Movie Review: Eye in the Sky (2016)
“The commander is in England. The drone pilot is in America. The terrorist is in Kenya. And the authority to strike is up in the air.”


Eye in the Sky (2016)
Director: Gavin Hood
Cast: Helen Mirren, Aaron Paul, Alan Rickman
Synopsis: A mission to capture terrorists in Kenya becomes complicated by legal, political and moral issues when they are observed preparing for a suicide bombing.

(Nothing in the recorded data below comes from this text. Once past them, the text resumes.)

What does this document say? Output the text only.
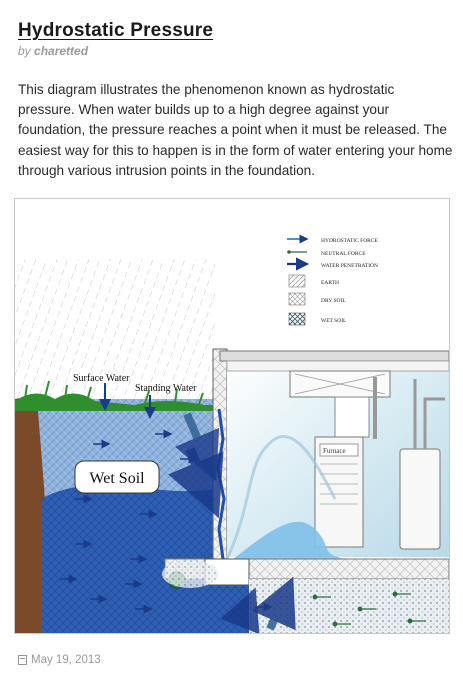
Hydrostatic Pressure
by charetted
This diagram illustrates the phenomenon known as hydrostatic pressure. When water builds up to a high degree against your foundation, the pressure reaches a point when it must be released. The easiest way for this to happen is in the form of water entering your home through various intrusion points in the foundation.
Furnace
Wet Soil
Surface Water
Standing Water
HYDROSTATIC FORCE
NEUTRAL FORCE
WATER PENETRATION
EARTH
DRY SOIL
WET SOIL
May 19, 2013
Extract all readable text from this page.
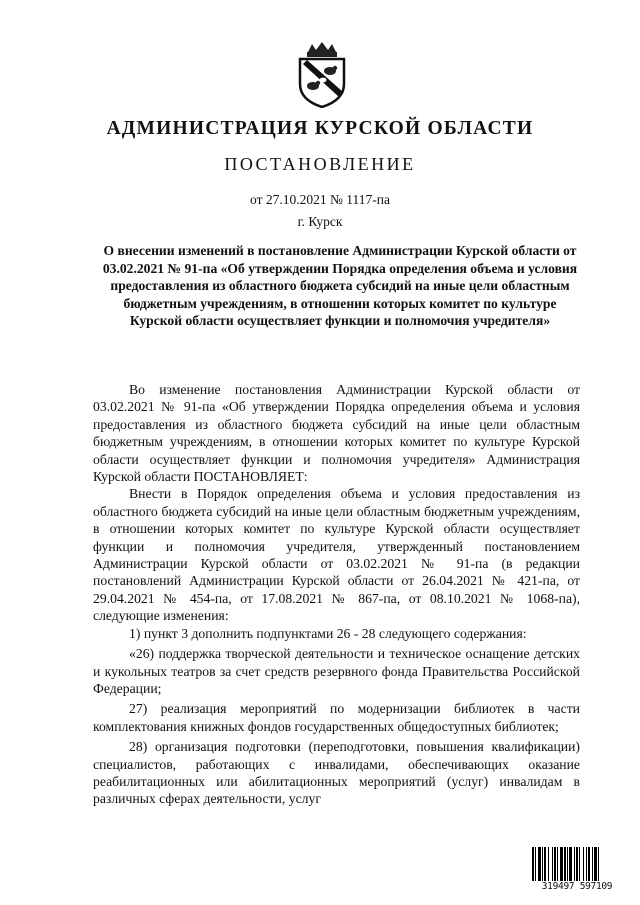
АДМИНИСТРАЦИЯ КУРСКОЙ ОБЛАСТИ
ПОСТАНОВЛЕНИЕ
от 27.10.2021 № 1117-па
г. Курск
О внесении изменений в постановление Администрации Курской области от 03.02.2021 № 91-па «Об утверждении Порядка определения объема и условия предоставления из областного бюджета субсидий на иные цели областным бюджетным учреждениям, в отношении которых комитет по культуре Курской области осуществляет функции и полномочия учредителя»

Во изменение постановления Администрации Курской области от 03.02.2021 № 91-па «Об утверждении Порядка определения объема и условия предоставления из областного бюджета субсидий на иные цели областным бюджетным учреждениям, в отношении которых комитет по культуре Курской области осуществляет функции и полномочия учредителя» Администрация Курской области ПОСТАНОВЛЯЕТ:

Внести в Порядок определения объема и условия предоставления из областного бюджета субсидий на иные цели областным бюджетным учреждениям, в отношении которых комитет по культуре Курской области осуществляет функции и полномочия учредителя, утвержденный постановлением Администрации Курской области от 03.02.2021 № 91-па (в редакции постановлений Администрации Курской области от 26.04.2021 № 421-па, от 29.04.2021 № 454-па, от 17.08.2021 № 867-па, от 08.10.2021 № 1068-па), следующие изменения:

1) пункт 3 дополнить подпунктами 26 - 28 следующего содержания:

«26) поддержка творческой деятельности и техническое оснащение детских и кукольных театров за счет средств резервного фонда Правительства Российской Федерации;

27) реализация мероприятий по модернизации библиотек в части комплектования книжных фондов государственных общедоступных библиотек;

28) организация подготовки (переподготовки, повышения квалификации) специалистов, работающих с инвалидами, обеспечивающих оказание реабилитационных или абилитационных мероприятий (услуг) инвалидам в различных сферах деятельности, услуг

319497 597109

The use of drones in modern warfare now means that strikes against our enemies can be waged by a desk-bound technician sitting in front of a monitor thousands of miles from the location of his target. Until recently, there’s been a widespread belief that such remote-control assaults have rendered war impersonal, and that those pulling the trigger are relatively free of the psychological and emotional toll of killing another human being. Gavin Hood’s Eye in the Sky goes a long way towards debunking that misconception as it examines, with a clear and unequivocal eye, the pressures and stresses experienced by those involved in an operation to eliminate a trio of terrorists.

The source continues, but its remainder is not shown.